Bosse & Baum is delighted to present MOONLESS, the first site-specific project at the gallery by the Dutch artist, Frank Ammerlaan. The work is characterised by a rich, multi-layered visual style that is as poetic as it is political, and which frequently fuses contemporary issues with history, religion and philosophy. Through his floor-based installation and wall-based steel collages, Ammerlaan investigates temporality and perception, and continues his longstanding interest in materials and processes. Addressing the spaces between the visible, the tactile and the immaterial, his sculptures vibrate with fascinating chromatic encounters. Pulsating with natural light, the pieces hover at the edges of the human psyche, as the artist explores the infinite manifestations of geometry and light.
Mirroring the appearance of the roof in the gallery, the body-sized sheets on the floor anchor the installation in the gallery, offering a peripheral path through it. As the viewer stands at the threshold of the memorial, his desire to succumb to the holographic colours, is halted by the realisation of what appears to be reminiscent of an abandoned site. The metal wall-based sculptures ‘Untitled,’ displayed in a separate space of the gallery, are assembled in a patchwork, merged by a rhythmic pattern of rivets to create an impenetrable surface. This surface is interrupted by contrasting elements like air vents and loudspeaker holes suggesting alternative existences.

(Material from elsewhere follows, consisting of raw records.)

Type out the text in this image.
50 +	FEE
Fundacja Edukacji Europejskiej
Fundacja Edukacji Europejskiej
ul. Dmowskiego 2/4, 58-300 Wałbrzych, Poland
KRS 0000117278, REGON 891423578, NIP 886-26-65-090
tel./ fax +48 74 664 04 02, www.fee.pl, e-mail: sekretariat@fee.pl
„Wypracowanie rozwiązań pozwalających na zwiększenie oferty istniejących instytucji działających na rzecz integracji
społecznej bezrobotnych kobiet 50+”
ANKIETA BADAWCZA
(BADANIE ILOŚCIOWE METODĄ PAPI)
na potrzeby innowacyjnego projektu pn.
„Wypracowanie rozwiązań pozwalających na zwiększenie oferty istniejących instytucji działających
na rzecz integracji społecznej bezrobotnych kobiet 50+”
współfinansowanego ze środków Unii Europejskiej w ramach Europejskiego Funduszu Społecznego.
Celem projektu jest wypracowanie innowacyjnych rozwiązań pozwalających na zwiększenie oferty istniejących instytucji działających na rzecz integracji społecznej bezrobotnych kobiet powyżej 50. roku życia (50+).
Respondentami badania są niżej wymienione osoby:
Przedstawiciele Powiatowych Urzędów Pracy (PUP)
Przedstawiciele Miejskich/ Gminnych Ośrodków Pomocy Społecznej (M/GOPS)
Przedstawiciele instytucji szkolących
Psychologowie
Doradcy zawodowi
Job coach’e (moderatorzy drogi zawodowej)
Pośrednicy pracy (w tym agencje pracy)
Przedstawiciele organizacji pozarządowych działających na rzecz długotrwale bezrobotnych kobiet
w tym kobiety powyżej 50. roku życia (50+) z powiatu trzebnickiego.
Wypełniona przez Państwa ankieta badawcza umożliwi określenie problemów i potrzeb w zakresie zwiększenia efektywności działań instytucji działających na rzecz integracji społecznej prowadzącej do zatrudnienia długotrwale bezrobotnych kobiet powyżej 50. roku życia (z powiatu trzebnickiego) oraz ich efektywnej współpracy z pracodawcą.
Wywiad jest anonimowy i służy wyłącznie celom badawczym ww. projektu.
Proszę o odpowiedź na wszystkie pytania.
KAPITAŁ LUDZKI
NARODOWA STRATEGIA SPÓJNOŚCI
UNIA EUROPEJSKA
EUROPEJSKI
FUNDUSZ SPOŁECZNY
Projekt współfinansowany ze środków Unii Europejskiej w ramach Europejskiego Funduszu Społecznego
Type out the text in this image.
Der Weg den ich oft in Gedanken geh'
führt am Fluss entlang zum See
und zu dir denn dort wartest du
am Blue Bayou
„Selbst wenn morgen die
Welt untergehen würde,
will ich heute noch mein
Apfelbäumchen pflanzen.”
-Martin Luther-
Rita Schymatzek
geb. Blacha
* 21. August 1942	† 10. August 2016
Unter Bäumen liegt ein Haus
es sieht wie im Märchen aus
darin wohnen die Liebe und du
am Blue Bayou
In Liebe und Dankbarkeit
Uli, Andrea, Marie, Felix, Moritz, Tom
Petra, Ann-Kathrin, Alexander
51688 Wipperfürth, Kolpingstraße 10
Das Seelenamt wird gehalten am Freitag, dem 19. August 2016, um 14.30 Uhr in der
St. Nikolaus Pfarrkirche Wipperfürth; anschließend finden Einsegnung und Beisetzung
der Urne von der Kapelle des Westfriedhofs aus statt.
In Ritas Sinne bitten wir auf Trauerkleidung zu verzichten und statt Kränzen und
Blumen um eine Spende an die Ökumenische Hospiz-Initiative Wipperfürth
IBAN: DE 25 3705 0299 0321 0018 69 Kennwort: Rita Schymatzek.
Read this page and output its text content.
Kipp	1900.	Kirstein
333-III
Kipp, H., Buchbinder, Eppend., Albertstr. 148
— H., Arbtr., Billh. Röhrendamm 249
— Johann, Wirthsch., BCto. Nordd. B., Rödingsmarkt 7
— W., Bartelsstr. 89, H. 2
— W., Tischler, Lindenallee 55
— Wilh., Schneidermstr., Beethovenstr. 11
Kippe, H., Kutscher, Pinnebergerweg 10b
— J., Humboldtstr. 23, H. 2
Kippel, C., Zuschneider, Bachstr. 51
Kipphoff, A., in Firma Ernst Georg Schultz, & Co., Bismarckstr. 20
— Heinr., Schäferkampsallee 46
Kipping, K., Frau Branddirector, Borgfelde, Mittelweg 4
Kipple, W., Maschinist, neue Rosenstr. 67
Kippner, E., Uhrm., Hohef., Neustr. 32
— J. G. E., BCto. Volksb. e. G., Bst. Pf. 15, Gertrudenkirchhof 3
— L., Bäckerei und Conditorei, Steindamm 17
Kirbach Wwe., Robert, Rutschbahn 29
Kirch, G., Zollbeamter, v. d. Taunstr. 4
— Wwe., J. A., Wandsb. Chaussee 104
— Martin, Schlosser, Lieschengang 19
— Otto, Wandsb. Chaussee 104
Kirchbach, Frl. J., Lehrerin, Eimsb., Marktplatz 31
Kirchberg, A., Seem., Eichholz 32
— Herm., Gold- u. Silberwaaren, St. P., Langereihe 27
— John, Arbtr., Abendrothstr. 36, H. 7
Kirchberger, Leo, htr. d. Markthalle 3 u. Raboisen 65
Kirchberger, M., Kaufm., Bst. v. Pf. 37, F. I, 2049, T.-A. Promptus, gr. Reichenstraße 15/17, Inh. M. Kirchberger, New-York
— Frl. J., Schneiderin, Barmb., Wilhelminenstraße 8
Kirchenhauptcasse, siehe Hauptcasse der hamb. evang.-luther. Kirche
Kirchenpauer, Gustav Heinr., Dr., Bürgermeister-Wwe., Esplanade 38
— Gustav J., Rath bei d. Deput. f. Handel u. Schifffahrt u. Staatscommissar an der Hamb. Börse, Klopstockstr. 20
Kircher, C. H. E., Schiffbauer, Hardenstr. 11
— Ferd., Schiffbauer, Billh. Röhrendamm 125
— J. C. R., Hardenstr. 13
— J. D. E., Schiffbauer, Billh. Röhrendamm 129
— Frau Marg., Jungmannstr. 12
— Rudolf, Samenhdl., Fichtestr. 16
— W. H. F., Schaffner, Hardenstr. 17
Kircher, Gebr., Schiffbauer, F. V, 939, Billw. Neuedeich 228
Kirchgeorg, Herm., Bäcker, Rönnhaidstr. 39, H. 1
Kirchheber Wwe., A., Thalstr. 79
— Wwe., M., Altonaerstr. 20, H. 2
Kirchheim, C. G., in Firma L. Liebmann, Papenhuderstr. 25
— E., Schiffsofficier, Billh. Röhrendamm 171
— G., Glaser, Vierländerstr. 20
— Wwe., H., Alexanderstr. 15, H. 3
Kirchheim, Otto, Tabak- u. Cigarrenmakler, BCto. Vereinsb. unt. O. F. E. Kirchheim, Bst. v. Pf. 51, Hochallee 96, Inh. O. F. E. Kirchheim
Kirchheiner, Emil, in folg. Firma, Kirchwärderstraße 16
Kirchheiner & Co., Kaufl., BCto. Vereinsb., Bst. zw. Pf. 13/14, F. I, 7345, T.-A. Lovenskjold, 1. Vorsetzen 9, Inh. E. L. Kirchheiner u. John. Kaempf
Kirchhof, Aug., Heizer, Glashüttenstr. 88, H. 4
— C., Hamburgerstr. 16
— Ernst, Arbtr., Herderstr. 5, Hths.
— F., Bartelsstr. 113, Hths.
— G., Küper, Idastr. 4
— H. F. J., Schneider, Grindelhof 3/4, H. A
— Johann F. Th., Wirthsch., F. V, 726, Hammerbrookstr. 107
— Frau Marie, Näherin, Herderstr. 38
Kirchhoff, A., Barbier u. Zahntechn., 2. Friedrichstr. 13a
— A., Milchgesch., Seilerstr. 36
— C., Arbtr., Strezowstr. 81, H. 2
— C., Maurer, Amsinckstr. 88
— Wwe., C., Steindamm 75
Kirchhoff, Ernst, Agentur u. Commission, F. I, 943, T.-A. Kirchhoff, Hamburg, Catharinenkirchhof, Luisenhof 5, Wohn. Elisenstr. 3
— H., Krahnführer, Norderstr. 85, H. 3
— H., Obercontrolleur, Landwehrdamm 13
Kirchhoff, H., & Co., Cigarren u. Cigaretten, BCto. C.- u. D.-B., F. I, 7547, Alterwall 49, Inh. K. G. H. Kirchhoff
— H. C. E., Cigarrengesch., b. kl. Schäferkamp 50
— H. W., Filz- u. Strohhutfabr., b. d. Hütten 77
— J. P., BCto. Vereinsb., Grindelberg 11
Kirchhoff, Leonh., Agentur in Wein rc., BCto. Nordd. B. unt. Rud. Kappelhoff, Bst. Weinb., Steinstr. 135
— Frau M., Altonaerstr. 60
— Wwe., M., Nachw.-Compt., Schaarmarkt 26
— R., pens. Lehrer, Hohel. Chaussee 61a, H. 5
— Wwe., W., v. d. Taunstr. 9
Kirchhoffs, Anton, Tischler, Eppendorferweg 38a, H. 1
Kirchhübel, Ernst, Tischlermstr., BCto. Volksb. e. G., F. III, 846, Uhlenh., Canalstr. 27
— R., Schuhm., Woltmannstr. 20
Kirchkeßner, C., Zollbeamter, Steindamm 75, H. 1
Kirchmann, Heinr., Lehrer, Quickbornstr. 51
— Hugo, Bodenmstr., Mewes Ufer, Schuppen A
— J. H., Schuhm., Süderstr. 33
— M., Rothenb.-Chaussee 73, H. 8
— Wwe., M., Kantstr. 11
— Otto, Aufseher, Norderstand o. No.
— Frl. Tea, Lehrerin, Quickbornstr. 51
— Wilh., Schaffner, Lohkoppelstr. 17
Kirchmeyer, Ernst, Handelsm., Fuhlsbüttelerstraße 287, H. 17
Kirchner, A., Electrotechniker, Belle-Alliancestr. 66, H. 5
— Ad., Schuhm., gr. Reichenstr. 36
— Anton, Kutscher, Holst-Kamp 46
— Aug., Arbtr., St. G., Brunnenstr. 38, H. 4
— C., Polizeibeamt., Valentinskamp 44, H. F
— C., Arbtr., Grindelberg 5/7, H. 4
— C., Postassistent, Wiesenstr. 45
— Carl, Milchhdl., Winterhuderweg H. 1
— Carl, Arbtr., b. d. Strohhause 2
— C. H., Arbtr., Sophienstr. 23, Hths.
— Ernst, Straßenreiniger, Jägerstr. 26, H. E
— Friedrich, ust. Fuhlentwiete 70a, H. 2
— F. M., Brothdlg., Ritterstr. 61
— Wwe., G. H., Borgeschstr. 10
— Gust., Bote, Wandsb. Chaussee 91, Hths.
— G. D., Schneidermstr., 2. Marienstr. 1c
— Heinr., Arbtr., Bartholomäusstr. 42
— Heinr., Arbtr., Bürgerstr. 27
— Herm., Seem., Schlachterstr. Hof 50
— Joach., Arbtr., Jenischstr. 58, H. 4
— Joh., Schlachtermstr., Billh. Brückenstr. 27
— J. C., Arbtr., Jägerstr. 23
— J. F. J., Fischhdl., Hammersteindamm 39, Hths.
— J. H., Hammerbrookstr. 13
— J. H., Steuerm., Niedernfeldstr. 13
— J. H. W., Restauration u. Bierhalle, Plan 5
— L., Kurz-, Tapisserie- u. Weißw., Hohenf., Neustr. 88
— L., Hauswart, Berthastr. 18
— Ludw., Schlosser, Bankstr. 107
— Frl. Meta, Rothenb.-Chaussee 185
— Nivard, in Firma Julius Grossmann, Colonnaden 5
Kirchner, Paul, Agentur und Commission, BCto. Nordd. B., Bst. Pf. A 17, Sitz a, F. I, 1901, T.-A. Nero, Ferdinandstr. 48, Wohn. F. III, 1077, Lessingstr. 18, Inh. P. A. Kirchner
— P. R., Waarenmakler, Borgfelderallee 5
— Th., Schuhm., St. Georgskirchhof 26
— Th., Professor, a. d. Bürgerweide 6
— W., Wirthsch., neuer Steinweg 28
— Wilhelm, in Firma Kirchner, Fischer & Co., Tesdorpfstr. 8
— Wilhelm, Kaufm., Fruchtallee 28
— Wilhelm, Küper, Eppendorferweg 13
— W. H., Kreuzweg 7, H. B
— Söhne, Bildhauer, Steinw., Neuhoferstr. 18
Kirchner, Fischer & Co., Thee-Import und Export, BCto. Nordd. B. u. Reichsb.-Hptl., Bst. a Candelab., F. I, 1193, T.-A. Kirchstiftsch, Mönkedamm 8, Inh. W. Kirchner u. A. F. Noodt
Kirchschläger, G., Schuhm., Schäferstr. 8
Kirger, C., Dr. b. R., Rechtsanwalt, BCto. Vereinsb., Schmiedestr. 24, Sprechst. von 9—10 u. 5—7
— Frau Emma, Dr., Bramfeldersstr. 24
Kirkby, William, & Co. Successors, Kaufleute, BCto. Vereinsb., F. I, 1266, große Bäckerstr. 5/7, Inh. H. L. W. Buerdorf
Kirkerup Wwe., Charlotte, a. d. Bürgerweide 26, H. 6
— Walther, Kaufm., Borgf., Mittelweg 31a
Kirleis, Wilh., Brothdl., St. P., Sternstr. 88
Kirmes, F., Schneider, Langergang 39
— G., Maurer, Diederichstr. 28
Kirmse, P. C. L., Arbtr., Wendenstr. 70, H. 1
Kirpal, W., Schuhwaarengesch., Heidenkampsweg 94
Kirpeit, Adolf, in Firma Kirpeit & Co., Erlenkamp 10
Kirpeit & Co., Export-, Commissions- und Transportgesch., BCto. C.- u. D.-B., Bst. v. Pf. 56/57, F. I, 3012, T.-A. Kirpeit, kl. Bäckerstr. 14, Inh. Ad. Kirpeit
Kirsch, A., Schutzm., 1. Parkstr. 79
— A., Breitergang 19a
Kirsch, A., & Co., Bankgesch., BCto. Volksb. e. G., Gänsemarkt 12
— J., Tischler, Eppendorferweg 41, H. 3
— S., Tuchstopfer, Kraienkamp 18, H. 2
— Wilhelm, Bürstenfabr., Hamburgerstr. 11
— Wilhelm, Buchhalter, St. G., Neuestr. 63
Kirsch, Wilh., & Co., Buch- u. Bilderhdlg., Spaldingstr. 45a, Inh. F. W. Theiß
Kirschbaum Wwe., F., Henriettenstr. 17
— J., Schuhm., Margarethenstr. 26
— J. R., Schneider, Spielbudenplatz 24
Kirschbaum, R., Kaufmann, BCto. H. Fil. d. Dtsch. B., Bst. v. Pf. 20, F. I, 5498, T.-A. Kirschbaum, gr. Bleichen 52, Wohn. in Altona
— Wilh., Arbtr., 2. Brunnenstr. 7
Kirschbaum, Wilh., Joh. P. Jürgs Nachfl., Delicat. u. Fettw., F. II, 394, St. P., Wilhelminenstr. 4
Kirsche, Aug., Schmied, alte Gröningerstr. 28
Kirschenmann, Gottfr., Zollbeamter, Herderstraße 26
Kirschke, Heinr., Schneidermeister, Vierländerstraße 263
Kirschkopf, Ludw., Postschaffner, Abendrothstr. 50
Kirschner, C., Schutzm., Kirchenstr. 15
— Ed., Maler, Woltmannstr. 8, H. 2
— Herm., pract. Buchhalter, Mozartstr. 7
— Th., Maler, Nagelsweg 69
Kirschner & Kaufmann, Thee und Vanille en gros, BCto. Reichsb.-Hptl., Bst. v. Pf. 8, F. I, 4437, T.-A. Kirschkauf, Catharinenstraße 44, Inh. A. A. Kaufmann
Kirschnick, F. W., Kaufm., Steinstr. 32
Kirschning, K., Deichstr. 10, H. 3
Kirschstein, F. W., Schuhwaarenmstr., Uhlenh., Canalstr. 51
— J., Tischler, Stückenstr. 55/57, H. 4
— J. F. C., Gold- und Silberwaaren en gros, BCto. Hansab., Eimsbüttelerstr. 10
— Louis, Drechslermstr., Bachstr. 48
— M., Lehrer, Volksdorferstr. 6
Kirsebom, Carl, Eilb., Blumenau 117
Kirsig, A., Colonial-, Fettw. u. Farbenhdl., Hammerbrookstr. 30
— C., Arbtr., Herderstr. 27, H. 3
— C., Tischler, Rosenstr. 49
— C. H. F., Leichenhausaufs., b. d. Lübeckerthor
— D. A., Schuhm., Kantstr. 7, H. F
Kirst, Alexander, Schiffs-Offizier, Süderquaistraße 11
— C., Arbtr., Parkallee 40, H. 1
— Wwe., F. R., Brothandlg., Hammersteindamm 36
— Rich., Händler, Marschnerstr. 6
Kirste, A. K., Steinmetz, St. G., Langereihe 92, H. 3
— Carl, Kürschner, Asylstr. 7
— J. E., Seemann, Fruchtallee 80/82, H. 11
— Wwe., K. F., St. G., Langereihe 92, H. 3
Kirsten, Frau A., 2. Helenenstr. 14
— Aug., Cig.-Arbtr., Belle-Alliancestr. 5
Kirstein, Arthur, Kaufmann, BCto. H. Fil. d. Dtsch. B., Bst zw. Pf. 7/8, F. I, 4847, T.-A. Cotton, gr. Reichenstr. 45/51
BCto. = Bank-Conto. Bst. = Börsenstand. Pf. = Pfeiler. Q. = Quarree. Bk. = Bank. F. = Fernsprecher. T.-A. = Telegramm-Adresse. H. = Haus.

The project is a continuation of the artist’s investigation into modern day alchemy. The hand-sculpted corrugated steel sheets, damaged and vandalised in their appearance, have been treated by an industrial electroplating process. Each reflective sheet of conductive material has been immersed into twenty different baths. This process prevents metal from corrosion and creates an unpredictable and multi-coloured patina transmuting the base material into a regenerated object. The body of metal has been resurrected with a new skin and its mortality has been changed with the technological process.
According to the philosopher Boris Groys, it was after the material and technological shift, an “evolution able to overcome all possible disasters controlling the status of the human body,” at the end of the nineteenth century, that the attitude towards the body changed. It became a “medium due to which the human being could be better connected to nature, the animal world and the cosmos space.”